Chipotle fined $1.4 million over 13,000 child labor violations in Massachusetts
Faced with a mounting labor shortage and high employee turnover, restaurant chains have earned plaudits for offering incentives to workers to stay in the job longer — tuition payments, bonuses, even a four-day workweek.
But the shortage of workers also appears to have had a darker effect: a steady drumbeat of labor violations by operators who have cut corners to keep their restaurants fully staffed.
In the latest example, Chipotle Mexican Grill was fined nearly $1.4 million on Monday over accusations that it routinely violated Massachusetts child-labor laws, with the authorities estimating more than 13,000 violations from 2015 to 2019, the Massachusetts attorney general’s office said.
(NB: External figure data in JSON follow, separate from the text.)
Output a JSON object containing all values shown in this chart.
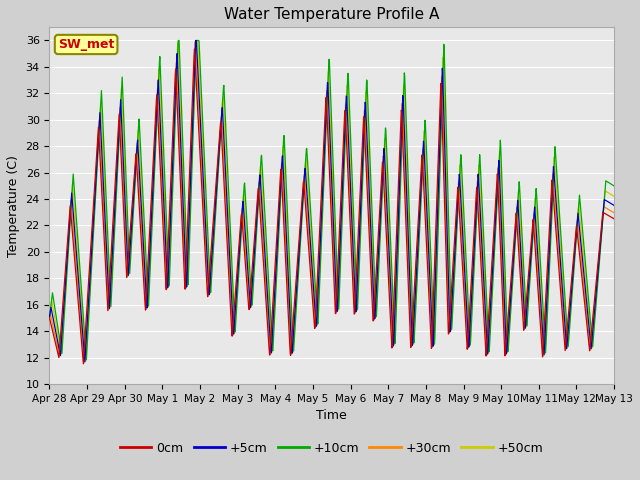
{
  "title": "Water Temperature Profile A",
  "xlabel": "Time",
  "ylabel": "Temperature (C)",
  "ylim": [
    10,
    37
  ],
  "yticks": [
    10,
    12,
    14,
    16,
    18,
    20,
    22,
    24,
    26,
    28,
    30,
    32,
    34,
    36
  ],
  "fig_bg": "#d0d0d0",
  "plot_bg": "#e8e8e8",
  "series_colors": [
    "#cc0000",
    "#0000cc",
    "#00aa00",
    "#ff8800",
    "#cccc00"
  ],
  "series_labels": [
    "0cm",
    "+5cm",
    "+10cm",
    "+30cm",
    "+50cm"
  ],
  "legend_label": "SW_met",
  "legend_label_color": "#cc0000",
  "legend_box_facecolor": "#ffff99",
  "legend_box_edgecolor": "#888800",
  "x_tick_labels": [
    "Apr 28",
    "Apr 29",
    "Apr 30",
    "May 1",
    "May 2",
    "May 3",
    "May 4",
    "May 5",
    "May 6",
    "May 7",
    "May 8",
    "May 9",
    "May 10",
    "May 11",
    "May 12",
    "May 13"
  ],
  "grid_color": "#ffffff",
  "num_days": 15
}
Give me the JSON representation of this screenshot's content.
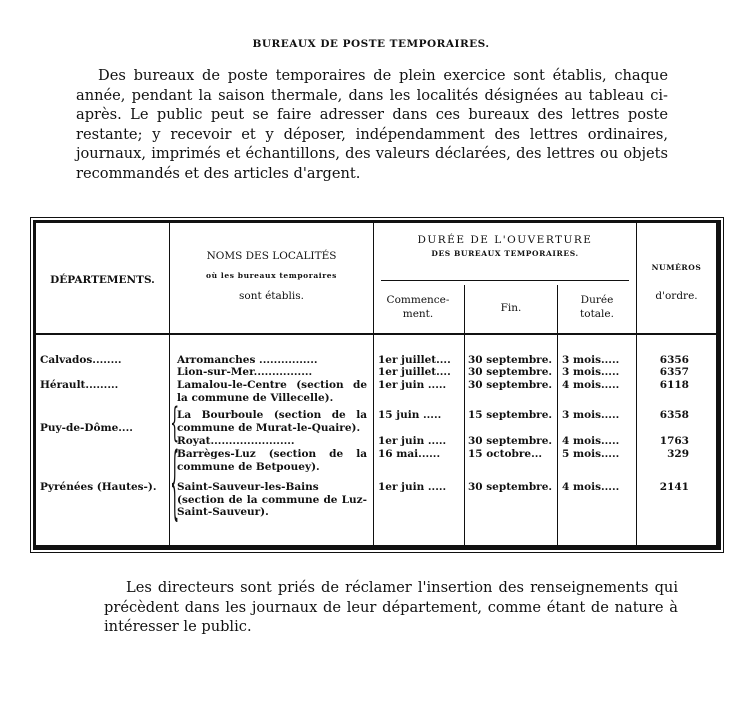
{
  "title": "BUREAUX DE POSTE TEMPORAIRES.",
  "intro": "Des bureaux de poste temporaires de plein exercice sont établis, chaque année, pendant la saison thermale, dans les localités désignées au tableau ci-après. Le public peut se faire adresser dans ces bureaux des lettres poste restante; y recevoir et y déposer, indépendamment des lettres ordinaires, journaux, imprimés et échantillons, des valeurs déclarées, des lettres ou objets recommandés et des articles d'argent.",
  "table": {
    "headers": {
      "departements": "DÉPARTEMENTS.",
      "noms_line1": "NOMS DES LOCALITÉS",
      "noms_line2": "où les bureaux temporaires",
      "noms_line3": "sont établis.",
      "duree_line1": "DURÉE DE L'OUVERTURE",
      "duree_line2": "des bureaux temporaires.",
      "commencement": "Commence-ment.",
      "fin": "Fin.",
      "duree_totale": "Durée totale.",
      "numeros_line1": "numéros",
      "numeros_line2": "d'ordre."
    },
    "departements": [
      "Calvados........",
      "Hérault.........",
      "Puy-de-Dôme....",
      "Pyrénées (Hautes-)."
    ],
    "rows": [
      {
        "localite": "Arromanches ................",
        "debut": "1er juillet....",
        "fin": "30 septembre.",
        "duree": "3 mois.....",
        "numero": "6356"
      },
      {
        "localite": "Lion-sur-Mer................",
        "debut": "1er juillet....",
        "fin": "30 septembre.",
        "duree": "3 mois.....",
        "numero": "6357"
      },
      {
        "localite": "Lamalou-le-Centre (section de la commune de Villecelle).",
        "debut": "1er juin .....",
        "fin": "30 septembre.",
        "duree": "4 mois.....",
        "numero": "6118"
      },
      {
        "localite": "La Bourboule (section de la commune de Murat-le-Quaire).",
        "debut": "15 juin .....",
        "fin": "15 septembre.",
        "duree": "3 mois.....",
        "numero": "6358"
      },
      {
        "localite": "Royat.......................",
        "debut": "1er juin .....",
        "fin": "30 septembre.",
        "duree": "4 mois.....",
        "numero": "1763"
      },
      {
        "localite": "Barrèges-Luz (section de la commune de Betpouey).",
        "debut": "16 mai......",
        "fin": "15 octobre...",
        "duree": "5 mois.....",
        "numero": "329"
      },
      {
        "localite": "Saint-Sauveur-les-Bains (section de la commune de Luz-Saint-Sauveur).",
        "debut": "1er juin .....",
        "fin": "30 septembre.",
        "duree": "4 mois.....",
        "numero": "2141"
      }
    ]
  },
  "closing": "Les directeurs sont priés de réclamer l'insertion des renseignements qui précèdent dans les journaux de leur département, comme étant de nature à intéresser le public."
}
The authorities examined the records of six Chipotle locations across the state, finding that the chain regularly let dozens of 16- and 17-year-old employees work more than nine hours per day and more than 48 hours per week, in violation of state law, according to the Massachusetts attorney general. The authorities then used those findings to estimate that Chipotle had violated child-labor laws 13,253 times across 50 locations in the state.
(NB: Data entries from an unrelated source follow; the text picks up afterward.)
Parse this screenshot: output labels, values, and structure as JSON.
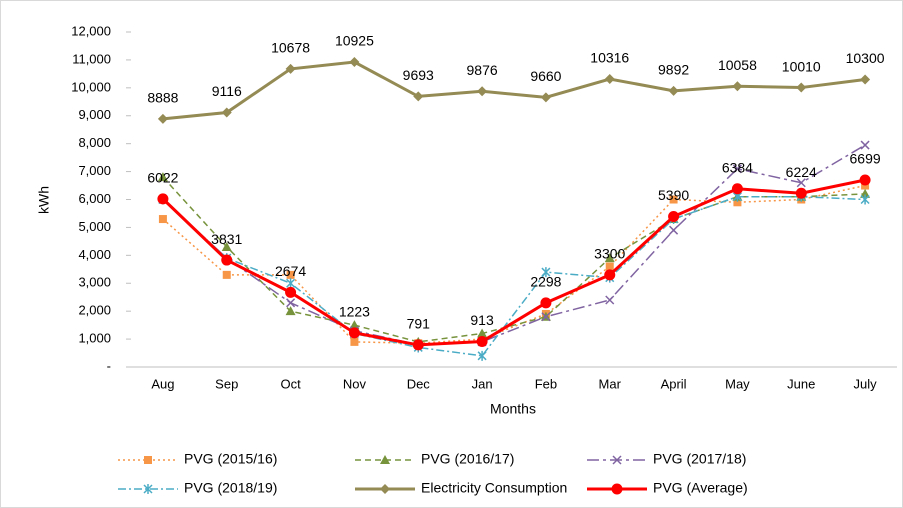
{
  "chart_data": {
    "type": "line",
    "xlabel": "Months",
    "ylabel": "kWh",
    "categories": [
      "Aug",
      "Sep",
      "Oct",
      "Nov",
      "Dec",
      "Jan",
      "Feb",
      "Mar",
      "April",
      "May",
      "June",
      "July"
    ],
    "ylim": [
      0,
      12000
    ],
    "yticks": [
      {
        "value": 0,
        "label": "-"
      },
      {
        "value": 1000,
        "label": "1,000"
      },
      {
        "value": 2000,
        "label": "2,000"
      },
      {
        "value": 3000,
        "label": "3,000"
      },
      {
        "value": 4000,
        "label": "4,000"
      },
      {
        "value": 5000,
        "label": "5,000"
      },
      {
        "value": 6000,
        "label": "6,000"
      },
      {
        "value": 7000,
        "label": "7,000"
      },
      {
        "value": 8000,
        "label": "8,000"
      },
      {
        "value": 9000,
        "label": "9,000"
      },
      {
        "value": 10000,
        "label": "10,000"
      },
      {
        "value": 11000,
        "label": "11,000"
      },
      {
        "value": 12000,
        "label": "12,000"
      }
    ],
    "legend": "bottom",
    "series": [
      {
        "name": "PVG (2015/16)",
        "color": "#F79646",
        "marker": "square",
        "dash": "dotted",
        "values": [
          5300,
          3300,
          3300,
          900,
          850,
          1000,
          1900,
          3600,
          6000,
          5900,
          6000,
          6500
        ]
      },
      {
        "name": "PVG (2016/17)",
        "color": "#77933C",
        "marker": "triangle",
        "dash": "dashed",
        "values": [
          6800,
          4300,
          2000,
          1500,
          900,
          1200,
          1800,
          3900,
          5300,
          6100,
          6100,
          6200
        ]
      },
      {
        "name": "PVG (2017/18)",
        "color": "#8064A2",
        "marker": "x",
        "dash": "longdash",
        "values": [
          6000,
          3900,
          2300,
          1300,
          800,
          900,
          1800,
          2400,
          4900,
          7100,
          6600,
          7950
        ]
      },
      {
        "name": "PVG (2018/19)",
        "color": "#4BACC6",
        "marker": "asterisk",
        "dash": "dashdot",
        "values": [
          6000,
          3900,
          3000,
          1200,
          700,
          400,
          3400,
          3200,
          5300,
          6100,
          6100,
          6000
        ]
      },
      {
        "name": "Electricity Consumption",
        "color": "#948A54",
        "marker": "diamond",
        "dash": "solid",
        "data_labels": true,
        "values": [
          8888,
          9116,
          10678,
          10925,
          9693,
          9876,
          9660,
          10316,
          9892,
          10058,
          10010,
          10300
        ]
      },
      {
        "name": "PVG (Average)",
        "color": "#FF0000",
        "marker": "circle",
        "dash": "solid",
        "data_labels": true,
        "values": [
          6022,
          3831,
          2674,
          1223,
          791,
          913,
          2298,
          3300,
          5390,
          6384,
          6224,
          6699
        ]
      }
    ]
  }
}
Chipotle is not the only offender. Child-labor laws vary significantly from state to state, making it difficult for national retail and hospitality chains to monitor all the differences. And with unemployment at 3.5%, its lowest level in decades, chains across the United States are struggling to recruit low-wage workers, putting pressure on restaurant operators to break the rules, according to employment lawyers and restaurant industry experts.
“Understaffing is a massive problem,” said Jonathan Maze, the executive editor of Restaurant Business Magazine. “You have companies that are stressed to try to fill hours and keep people on, and it can lead to violations.”
Still, the Chipotle case was striking in its sweep. The attorney general’s office said it was the biggest child-labor case in state history. And the sheer number of estimated violations was unusual, said Patricia Smith, senior counsel at the National Employment Law Project and a former solicitor of the U.S. Department of Labor.
“That’s a pattern,” she said. “That’s not an occasional slip through the cracks.”